You repeatedly commit the same confusing things: your ideas sometimes go wrong due to how they sound in English, probably due to not being that familiar with the idea initially; repeating words and ideas where you could have gone with a little broader approach; probably forgetting to review your chapters before you post them.

The various words with disturbing ideas, such as when insects blink, when you forget to complete a "could" sentence, and mistaken a "than" for a "then", by themselves are not that much, but united created a surreal picture that is pervasive and has distracted the chicks from enjoying what could have otherwise been a pleasant fantasy tale. Understand, also, that your overly long paragraphs also do not help, since they put together notions that would make better sense separate. This would also help readers to better navigate your story in case they get lost when they are reading.
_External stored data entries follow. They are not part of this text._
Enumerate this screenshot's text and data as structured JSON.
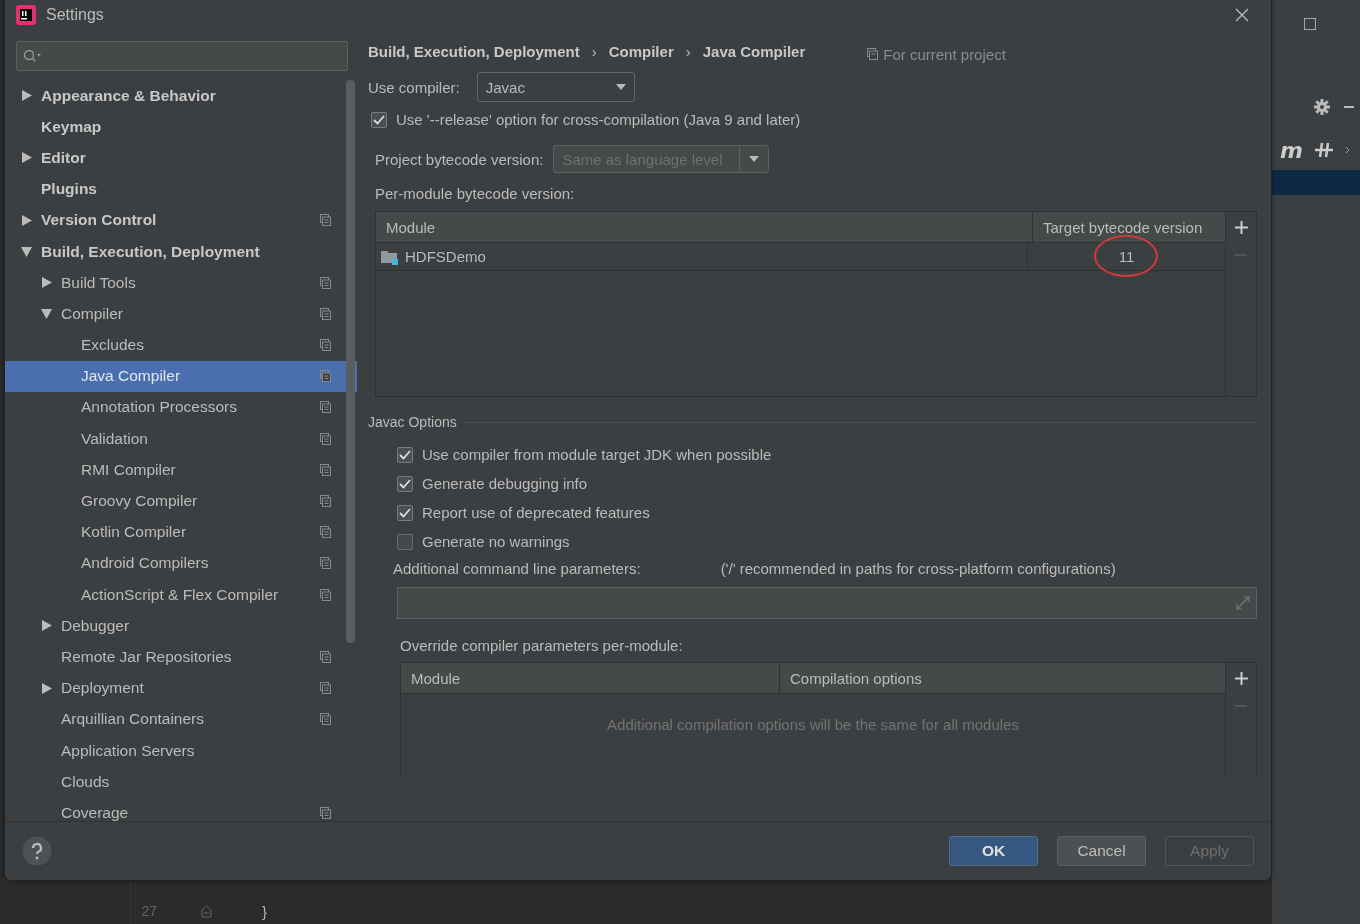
{
  "window": {
    "title": "Settings"
  },
  "sidebar": {
    "items": [
      {
        "label": "Appearance & Behavior",
        "bold": true,
        "expanded": false,
        "project_level": false,
        "selected": false
      },
      {
        "label": "Keymap",
        "bold": true,
        "project_level": false,
        "selected": false
      },
      {
        "label": "Editor",
        "bold": true,
        "expanded": false,
        "project_level": false,
        "selected": false
      },
      {
        "label": "Plugins",
        "bold": true,
        "project_level": false,
        "selected": false
      },
      {
        "label": "Version Control",
        "bold": true,
        "expanded": false,
        "project_level": true,
        "selected": false
      },
      {
        "label": "Build, Execution, Deployment",
        "bold": true,
        "expanded": true,
        "project_level": false,
        "selected": false,
        "children": [
          {
            "label": "Build Tools",
            "bold": false,
            "expanded": false,
            "project_level": true,
            "selected": false
          },
          {
            "label": "Compiler",
            "bold": false,
            "expanded": true,
            "project_level": true,
            "selected": false,
            "children": [
              {
                "label": "Excludes",
                "bold": false,
                "project_level": true,
                "selected": false
              },
              {
                "label": "Java Compiler",
                "bold": false,
                "project_level": true,
                "selected": true
              },
              {
                "label": "Annotation Processors",
                "bold": false,
                "project_level": true,
                "selected": false
              },
              {
                "label": "Validation",
                "bold": false,
                "project_level": true,
                "selected": false
              },
              {
                "label": "RMI Compiler",
                "bold": false,
                "project_level": true,
                "selected": false
              },
              {
                "label": "Groovy Compiler",
                "bold": false,
                "project_level": true,
                "selected": false
              },
              {
                "label": "Kotlin Compiler",
                "bold": false,
                "project_level": true,
                "selected": false
              },
              {
                "label": "Android Compilers",
                "bold": false,
                "project_level": true,
                "selected": false
              },
              {
                "label": "ActionScript & Flex Compiler",
                "bold": false,
                "project_level": true,
                "selected": false
              }
            ]
          },
          {
            "label": "Debugger",
            "bold": false,
            "expanded": false,
            "project_level": false,
            "selected": false
          },
          {
            "label": "Remote Jar Repositories",
            "bold": false,
            "project_level": true,
            "selected": false
          },
          {
            "label": "Deployment",
            "bold": false,
            "expanded": false,
            "project_level": true,
            "selected": false
          },
          {
            "label": "Arquillian Containers",
            "bold": false,
            "project_level": true,
            "selected": false
          },
          {
            "label": "Application Servers",
            "bold": false,
            "project_level": false,
            "selected": false
          },
          {
            "label": "Clouds",
            "bold": false,
            "project_level": false,
            "selected": false
          },
          {
            "label": "Coverage",
            "bold": false,
            "project_level": true,
            "selected": false
          }
        ]
      }
    ]
  },
  "breadcrumb": {
    "separator": "›",
    "items": [
      "Build, Execution, Deployment",
      "Compiler",
      "Java Compiler"
    ]
  },
  "scope_note": "For current project",
  "use_compiler": {
    "label": "Use compiler:",
    "value": "Javac"
  },
  "release_option": {
    "label": "Use '--release' option for cross-compilation (Java 9 and later)",
    "checked": true
  },
  "project_bytecode": {
    "label": "Project bytecode version:",
    "value": "Same as language level",
    "disabled": true
  },
  "per_module": {
    "label": "Per-module bytecode version:",
    "columns": [
      "Module",
      "Target bytecode version"
    ],
    "rows": [
      {
        "module": "HDFSDemo",
        "target": "11",
        "circled": true
      }
    ]
  },
  "javac_options": {
    "title": "Javac Options",
    "options": [
      {
        "label": "Use compiler from module target JDK when possible",
        "checked": true
      },
      {
        "label": "Generate debugging info",
        "checked": true
      },
      {
        "label": "Report use of deprecated features",
        "checked": true
      },
      {
        "label": "Generate no warnings",
        "checked": false
      }
    ],
    "params_label": "Additional command line parameters:",
    "params_hint": "('/' recommended in paths for cross-platform configurations)"
  },
  "override": {
    "label": "Override compiler parameters per-module:",
    "columns": [
      "Module",
      "Compilation options"
    ],
    "empty_text": "Additional compilation options will be the same for all modules"
  },
  "buttons": [
    {
      "label": "OK",
      "kind": "default"
    },
    {
      "label": "Cancel",
      "kind": "normal"
    },
    {
      "label": "Apply",
      "kind": "disabled"
    }
  ],
  "ide": {
    "toolbar_text": "m",
    "editor_lines": [
      {
        "number": "27",
        "code": "}"
      }
    ]
  }
}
In the end, there has never really been something that by itself was enough for saying "OK, this is a real mistake," but just so many little things that have made your story be reminded as fragments of inconsistencies and weird choices. This chick does believe that you can write something good, it is just that without ironing out these strange things left behind either by poor edits or poor understanding of the language, your story might not be more than light entertainment. And you have some interesting ideas in your text that could be presented better. It is all about how you are presenting them, not the so much the quality of them.
This chick hopes you have a good day.